I find this a pretty odd note.  Basically, Seeka  gets money from Seeka Growers Limited (a related party).  Seeka does all the post harvest work for Seeka Growers Limited, who have not yet paid for the work.  That all makes sense I guess.  It’s the last sentence that’s a bit weird.  “These receivables are funded by future fruit payments from Zespri Group Limited to Seeka Growers Limited”.  

So basically, Seeka Growers Limited can’t pay Seeka until Zespri pays Seeka Growers. 

Zespri is a legislated co-operative of kiwifruit growers. 

Basically, the way I read that note is that Seeka gets paid if Seeka Growers get paid.  Seeka Growers get paid if it can sell fruit to Zespri in the future.  But what if the Kiwifruit industry is finished?
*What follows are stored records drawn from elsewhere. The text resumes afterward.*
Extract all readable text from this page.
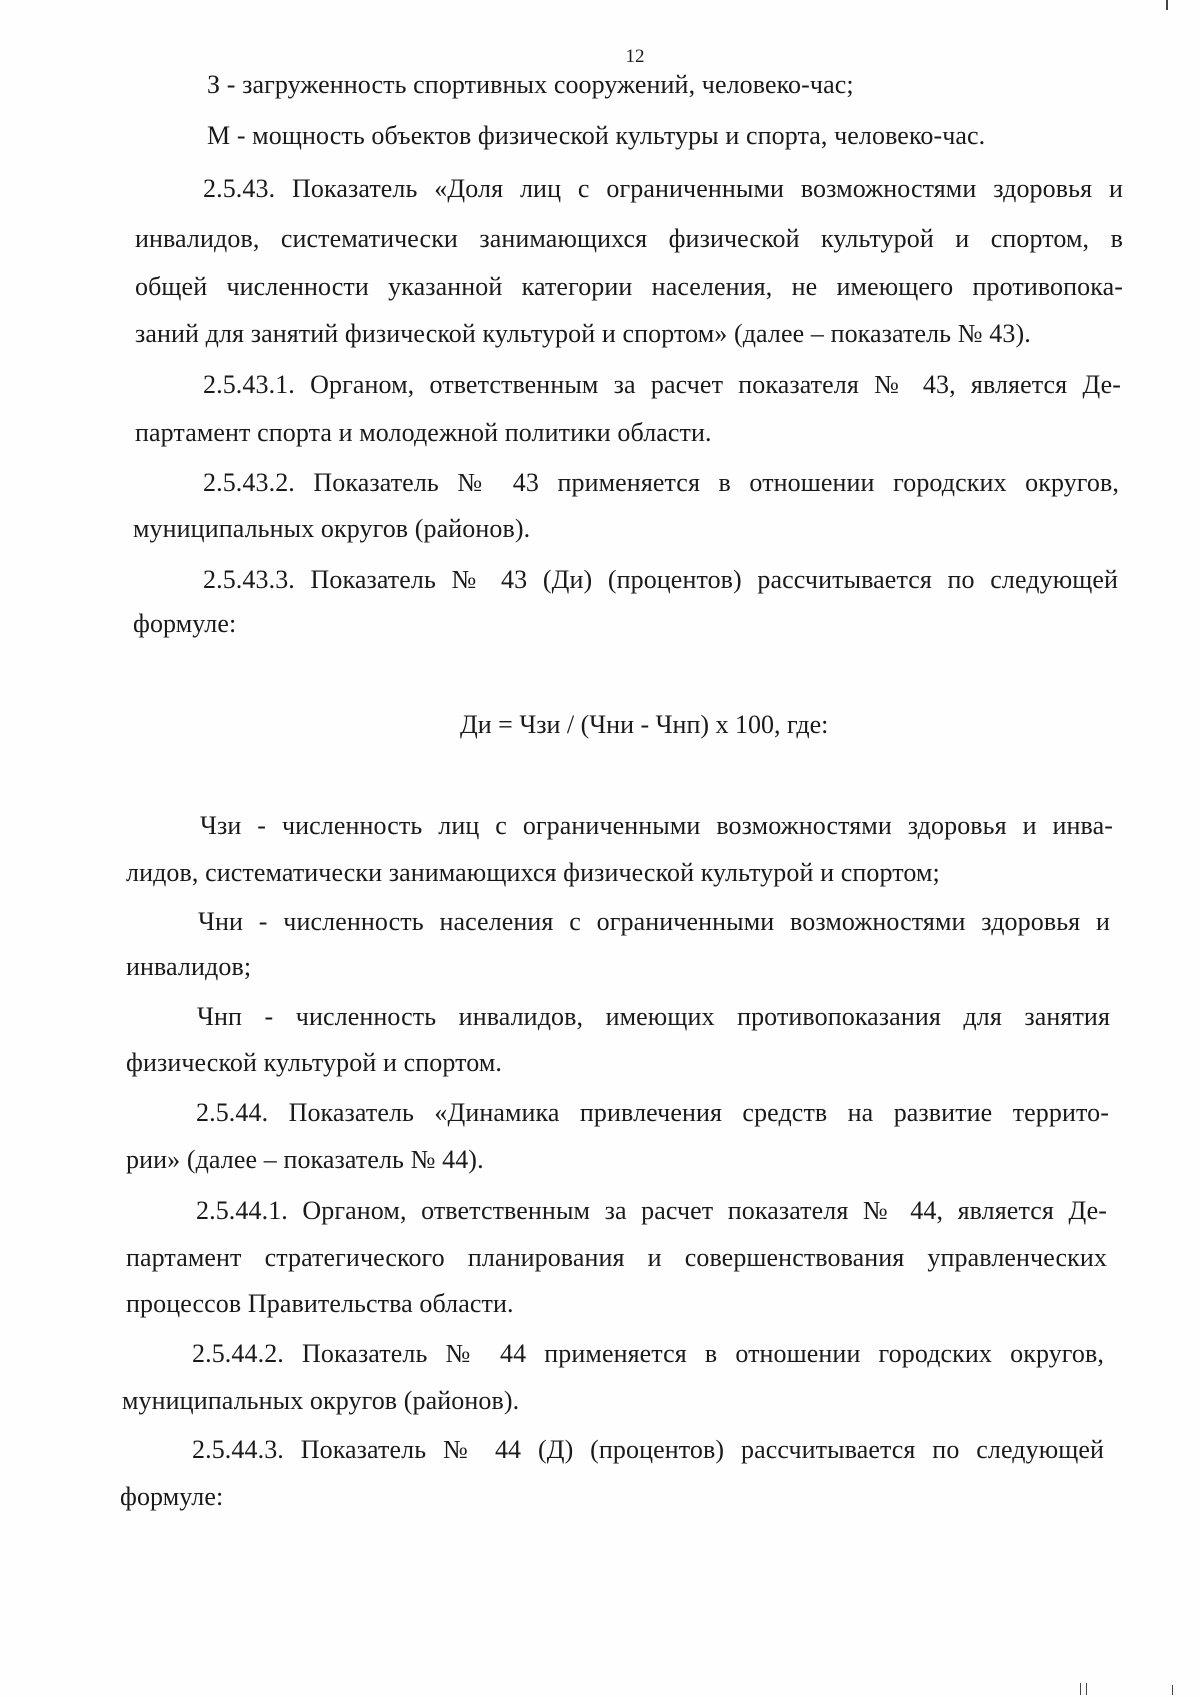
12
З - загруженность спортивных сооружений, человеко-час;
М - мощность объектов физической культуры и спорта, человеко-час.
2.5.43. Показатель «Доля лиц с ограниченными возможностями здоровья и
инвалидов, систематически занимающихся физической культурой и спортом, в
общей численности указанной категории населения, не имеющего противопока-
заний для занятий физической культурой и спортом» (далее – показатель № 43).
2.5.43.1. Органом, ответственным за расчет показателя № 43, является Де-
партамент спорта и молодежной политики области.
2.5.43.2. Показатель № 43 применяется в отношении городских округов,
муниципальных округов (районов).
2.5.43.3. Показатель № 43 (Ди) (процентов) рассчитывается по следующей
формуле:
Ди = Чзи / (Чни - Чнп) х 100, где:
Чзи - численность лиц с ограниченными возможностями здоровья и инва-
лидов, систематически занимающихся физической культурой и спортом;
Чни - численность населения с ограниченными возможностями здоровья и
инвалидов;
Чнп - численность инвалидов, имеющих противопоказания для занятия
физической культурой и спортом.
2.5.44. Показатель «Динамика привлечения средств на развитие террито-
рии» (далее – показатель № 44).
2.5.44.1. Органом, ответственным за расчет показателя № 44, является Де-
партамент стратегического планирования и совершенствования управленческих
процессов Правительства области.
2.5.44.2. Показатель № 44 применяется в отношении городских округов,
муниципальных округов (районов).
2.5.44.3. Показатель № 44 (Д) (процентов) рассчитывается по следующей
формуле:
Zespri might not be able to pay Seeka Growers, and Seeka Growers might not be able to pay Seeka.


Zespri’s annual report (year ended 31 March 2012 - available on their website) states that 30% of New Zealand kiwifruit orchards have some Psa (Pseudomonas syringae pv. actinidiae) infection.

This news article from September 4 states that nearly 50 per cent of kiwifruit crops in New Zealand are on an infected orchard. 
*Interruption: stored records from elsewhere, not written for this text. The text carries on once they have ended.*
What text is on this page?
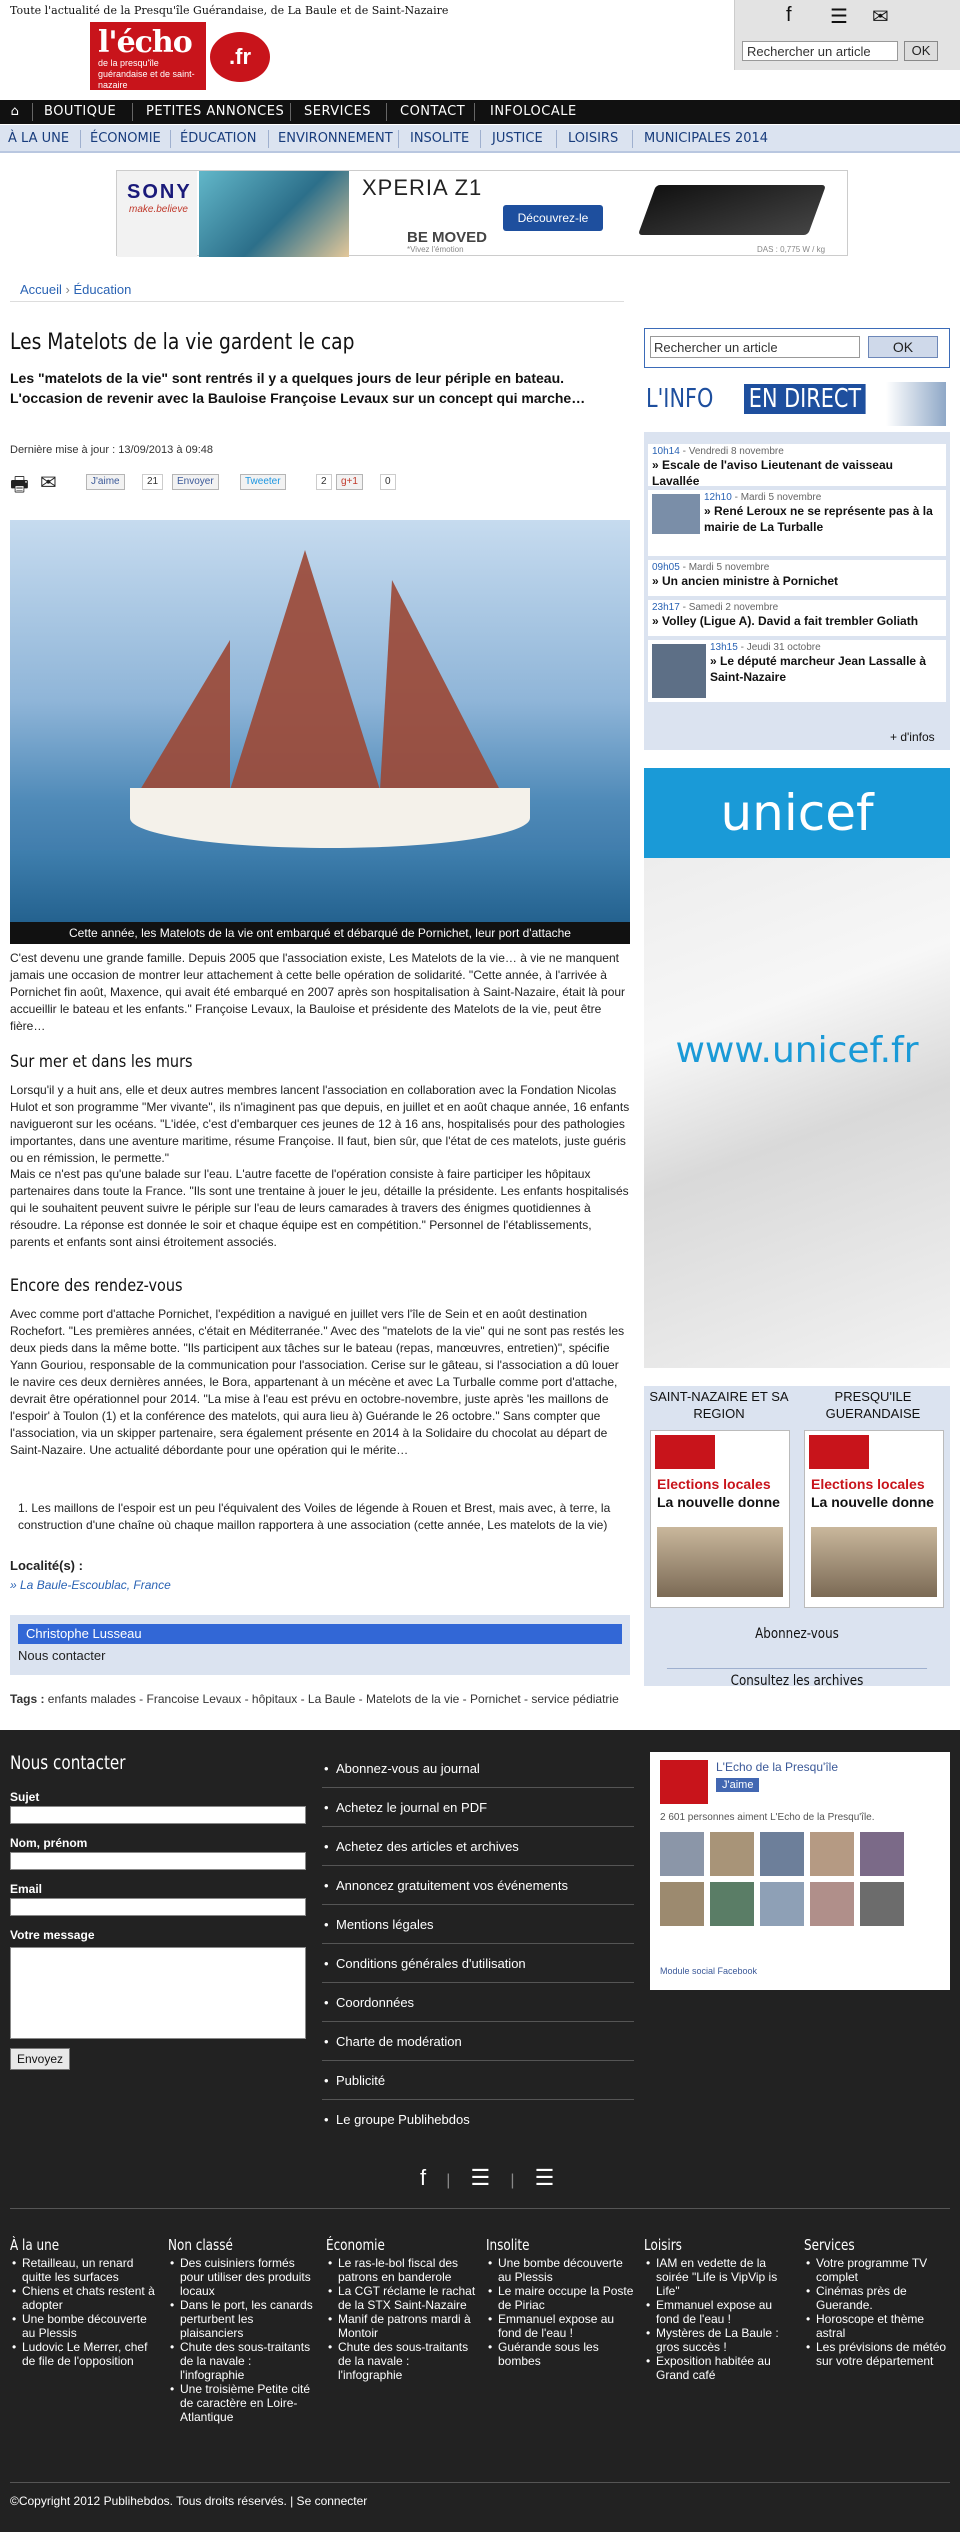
Toute l'actualité de la Presqu'île Guérandaise, de La Baule et de Saint-Nazaire
l'écho
de la presqu'île
guérandaise et de saint-nazaire
.fr
f ☰ ✉
Rechercher un article	OK
⌂	BOUTIQUE PETITES ANNONCES SERVICES CONTACT INFOLOCALE
À LA UNE ÉCONOMIE ÉDUCATION ENVIRONNEMENT INSOLITE JUSTICE LOISIRS MUNICIPALES 2014
SONY
make.believe
XPERIA Z1
Découvrez-le
BE MOVED
*Vivez l'émotion	DAS : 0,775 W / kg
Accueil › Éducation
Les Matelots de la vie gardent le cap
Les "matelots de la vie" sont rentrés il y a quelques jours de leur périple en bateau. L'occasion de revenir avec la Bauloise Françoise Levaux sur un concept qui marche…
Dernière mise à jour : 13/09/2013 à 09:48
🖶 ✉	J'aime	21	Envoyer	Tweeter	2	g+1	0
Cette année, les Matelots de la vie ont embarqué et débarqué de Pornichet, leur port d'attache
C'est devenu une grande famille. Depuis 2005 que l'association existe, Les Matelots de la vie… à vie ne manquent jamais une occasion de montrer leur attachement à cette belle opération de solidarité. "Cette année, à l'arrivée à Pornichet fin août, Maxence, qui avait été embarqué en 2007 après son hospitalisation à Saint-Nazaire, était là pour accueillir le bateau et les enfants." Françoise Levaux, la Bauloise et présidente des Matelots de la vie, peut être fière…
Sur mer et dans les murs
Lorsqu'il y a huit ans, elle et deux autres membres lancent l'association en collaboration avec la Fondation Nicolas Hulot et son programme "Mer vivante", ils n'imaginent pas que depuis, en juillet et en août chaque année, 16 enfants navigueront sur les océans. "L'idée, c'est d'embarquer ces jeunes de 12 à 16 ans, hospitalisés pour des pathologies importantes, dans une aventure maritime, résume Françoise. Il faut, bien sûr, que l'état de ces matelots, juste guéris ou en rémission, le permette."
Mais ce n'est pas qu'une balade sur l'eau. L'autre facette de l'opération consiste à faire participer les hôpitaux partenaires dans toute la France. "Ils sont une trentaine à jouer le jeu, détaille la présidente. Les enfants hospitalisés qui le souhaitent peuvent suivre le périple sur l'eau de leurs camarades à travers des énigmes quotidiennes à résoudre. La réponse est donnée le soir et chaque équipe est en compétition." Personnel de l'établissements, parents et enfants sont ainsi étroitement associés.
Encore des rendez-vous
Avec comme port d'attache Pornichet, l'expédition a navigué en juillet vers l'île de Sein et en août destination Rochefort. "Les premières années, c'était en Méditerranée." Avec des "matelots de la vie" qui ne sont pas restés les deux pieds dans la même botte. "Ils participent aux tâches sur le bateau (repas, manœuvres, entretien)", spécifie Yann Gouriou, responsable de la communication pour l'association. Cerise sur le gâteau, si l'association a dû louer le navire ces deux dernières années, le Bora, appartenant à un mécène et avec La Turballe comme port d'attache, devrait être opérationnel pour 2014. "La mise à l'eau est prévu en octobre-novembre, juste après 'les maillons de l'espoir' à Toulon (1) et la conférence des matelots, qui aura lieu à) Guérande le 26 octobre." Sans compter que l'association, via un skipper partenaire, sera également présente en 2014 à la Solidaire du chocolat au départ de Saint-Nazaire. Une actualité débordante pour une opération qui le mérite…
1. Les maillons de l'espoir est un peu l'équivalent des Voiles de légende à Rouen et Brest, mais avec, à terre, la construction d'une chaîne où chaque maillon rapportera à une association (cette année, Les matelots de la vie)
Localité(s) :
» La Baule-Escoublac, France
Christophe Lusseau
Nous contacter
Tags : enfants malades - Francoise Levaux - hôpitaux - La Baule - Matelots de la vie - Pornichet - service pédiatrie
Rechercher un article	OK
L'INFO EN DIRECT
10h14 - Vendredi 8 novembre
» Escale de l'aviso Lieutenant de vaisseau Lavallée
12h10 - Mardi 5 novembre
» René Leroux ne se représente pas à la mairie de La Turballe
09h05 - Mardi 5 novembre
» Un ancien ministre à Pornichet
23h17 - Samedi 2 novembre
» Volley (Ligue A). David a fait trembler Goliath
13h15 - Jeudi 31 octobre
» Le député marcheur Jean Lassalle à Saint-Nazaire
+ d'infos
unicef
www.unicef.fr
SAINT-NAZAIRE ET SA REGION
PRESQU'ILE GUERANDAISE
Elections locales
La nouvelle donne
Elections locales
La nouvelle donne
Abonnez-vous
Consultez les archives
Nous contacter
Sujet
Nom, prénom
Email
Votre message
Envoyez
• Abonnez-vous au journal
• Achetez le journal en PDF
• Achetez des articles et archives
• Annoncez gratuitement vos événements
• Mentions légales
• Conditions générales d'utilisation
• Coordonnées
• Charte de modération
• Publicité
• Le groupe Publihebdos
L'Echo de la Presqu'île
J'aime
2 601 personnes aiment L'Echo de la Presqu'île.
Module social Facebook
f | ☰ | ☰
À la une
• Retailleau, un renard quitte les surfaces
• Chiens et chats restent à adopter
• Une bombe découverte au Plessis
• Ludovic Le Merrer, chef de file de l'opposition
Non classé
• Des cuisiniers formés pour utiliser des produits locaux
• Dans le port, les canards perturbent les plaisanciers
• Chute des sous-traitants de la navale : l'infographie
• Une troisième Petite cité de caractère en Loire-Atlantique
Économie
• Le ras-le-bol fiscal des patrons en banderole
• La CGT réclame le rachat de la STX Saint-Nazaire
• Manif de patrons mardi à Montoir
• Chute des sous-traitants de la navale : l'infographie
Insolite
• Une bombe découverte au Plessis
• Le maire occupe la Poste de Piriac
• Emmanuel expose au fond de l'eau !
• Guérande sous les bombes
Loisirs
• IAM en vedette de la soirée "Life is VipVip is Life"
• Emmanuel expose au fond de l'eau !
• Mystères de La Baule : gros succès !
• Exposition habitée au Grand café
Services
• Votre programme TV complet
• Cinémas près de Guerande.
• Horoscope et thème astral
• Les prévisions de météo sur votre département
©Copyright 2012 Publihebdos. Tous droits réservés. | Se connecter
A 13 August market update from Seeka contained the following ominous line:

Seeka continues to caution the market that the outbreak which is now in its second year has the potential to seriously impact on future earnings for the Company.

The question is, let’s say future earnings for Seeka collapse, what happens to the company?  Clearly if the Kiwifruit industry in New Zealand halves (not out of the question now that Psa is here – many orchardists may switch to another crop that doesn’t get hit by Psa), the assets that Seeka have won’t be worth anywhere near book value. 
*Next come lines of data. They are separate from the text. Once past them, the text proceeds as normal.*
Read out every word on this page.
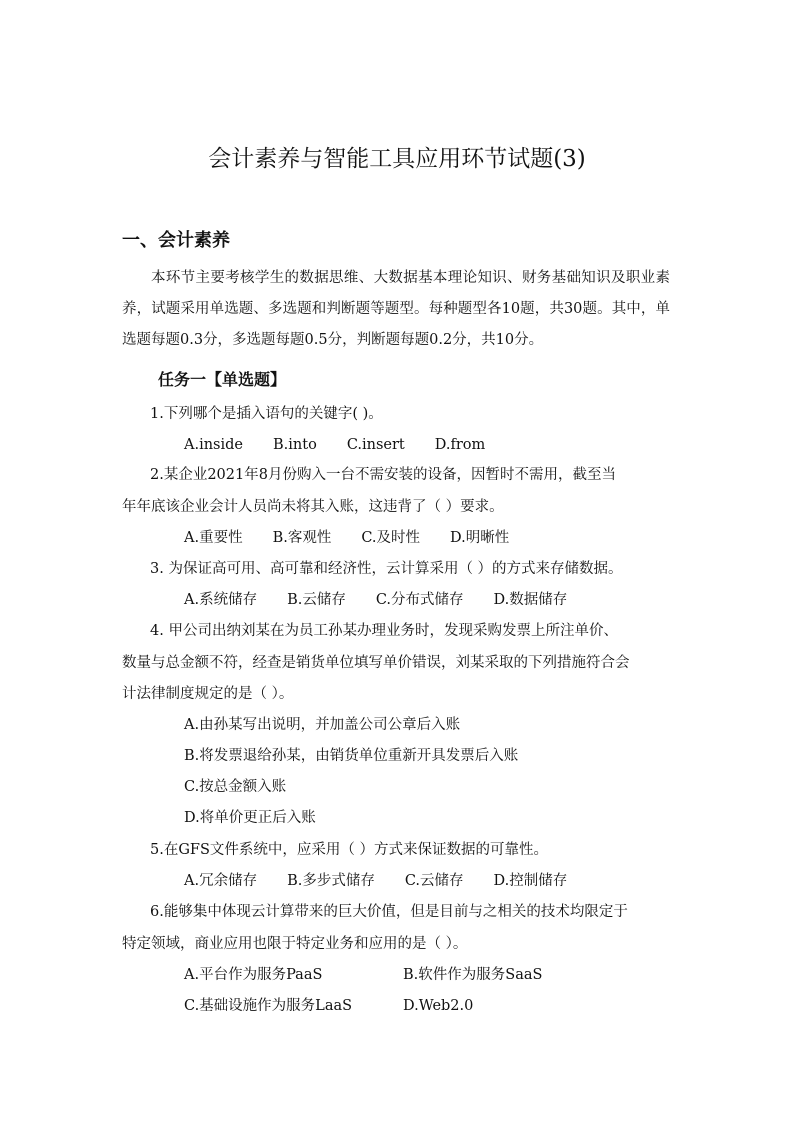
会计素养与智能工具应用环节试题(3)
一、会计素养
本环节主要考核学生的数据思维、大数据基本理论知识、财务基础知识及职业素养，试题采用单选题、多选题和判断题等题型。每种题型各10题，共30题。其中，单选题每题0.3分，多选题每题0.5分，判断题每题0.2分，共10分。
任务一【单选题】
1.下列哪个是插入语句的关键字( )。
A.inside B.into C.insert D.from
2.某企业2021年8月份购入一台不需安装的设备，因暂时不需用，截至当
年年底该企业会计人员尚未将其入账，这违背了（ ）要求。
A.重要性 B.客观性 C.及时性 D.明晰性
3. 为保证高可用、高可靠和经济性，云计算采用（ ）的方式来存储数据。
A.系统储存 B.云储存 C.分布式储存 D.数据储存
4. 甲公司出纳刘某在为员工孙某办理业务时，发现采购发票上所注单价、
数量与总金额不符，经查是销货单位填写单价错误，刘某采取的下列措施符合会
计法律制度规定的是（ ）。
A.由孙某写出说明，并加盖公司公章后入账
B.将发票退给孙某，由销货单位重新开具发票后入账
C.按总金额入账
D.将单价更正后入账
5.在GFS文件系统中，应采用（ ）方式来保证数据的可靠性。
A.冗余储存 B.多步式储存 C.云储存 D.控制储存
6.能够集中体现云计算带来的巨大价值，但是目前与之相关的技术均限定于
特定领域，商业应用也限于特定业务和应用的是（ ）。
A.平台作为服务PaaS	B.软件作为服务SaaS
C.基础设施作为服务LaaS	D.Web2.0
Seeka has specialised factories for processing and packing kiwifruit.  Now of course those assets will have some value to another fruit company, or another kiwifruit factory out of New Zealand. 

But I imagine that shipping a factory from New Zealand to somewhere else that grows kiwifruit reduces the book value and sale price of that factory substantially.  Seeka says that its land and building assets were revalued at 31 December 2011 taking into account the Psa discovery.  When $69 million of assets is in “property, plant and equipment”, any further reduction to take into account the wider spread of Psa seriously erodes the $59 million net asset base.

A further aspect I haven't touched on (and won't in any detail) is that assuming that the kiwifruit industry isn't destroyed, merely decimated (in the original sense of the term - ie, cut by 10%), the excess capacity for processing and packing kiwifruit will drive the revenues from these activities down so that Seeka's margins (if they exist) will be suppressed indefinitely as the industry consolidates.

Seeka’s annual report for the year ended 31 December 2001 records revalued land (after initial Psa discovery) at $2.8 million.  It records buildings at $37 million, and plant and equipment at $31 million.  If land was worth $37 million vs a building of $2.8 million, then buying now might be a good move – the land is likely to be far less affected by changes in what can be grown on it, than a building or plant equipment can by what can be processed through it.  The land is fertile and can grow stuff; the buildings/plant are all geared for a particular crop.

But don’t rely on my opinion: director Stuart Burns has reduced his position in the company since 30 November 2011 to 150,000 shares from 300,000.  Finding that makes me happy to have exited the position (but kicking myself for ever initiating it).

I started this exercise asking at what price would I buy this company.  After undertaking this exercise, I can say that I won’t touch this company at any price.  There may be value here, but to see that you’d have to have stepped foot inside a kiwifruit processing factory and have an idea of how much you’d be able to get for the stuff in a liquidation.  Maybe a Psa resistant strain of kiwifruit will be found tomorrow – but I know as much about kiwifruit disease epidemiology as I do about kiwifruit factories so have no advantage there.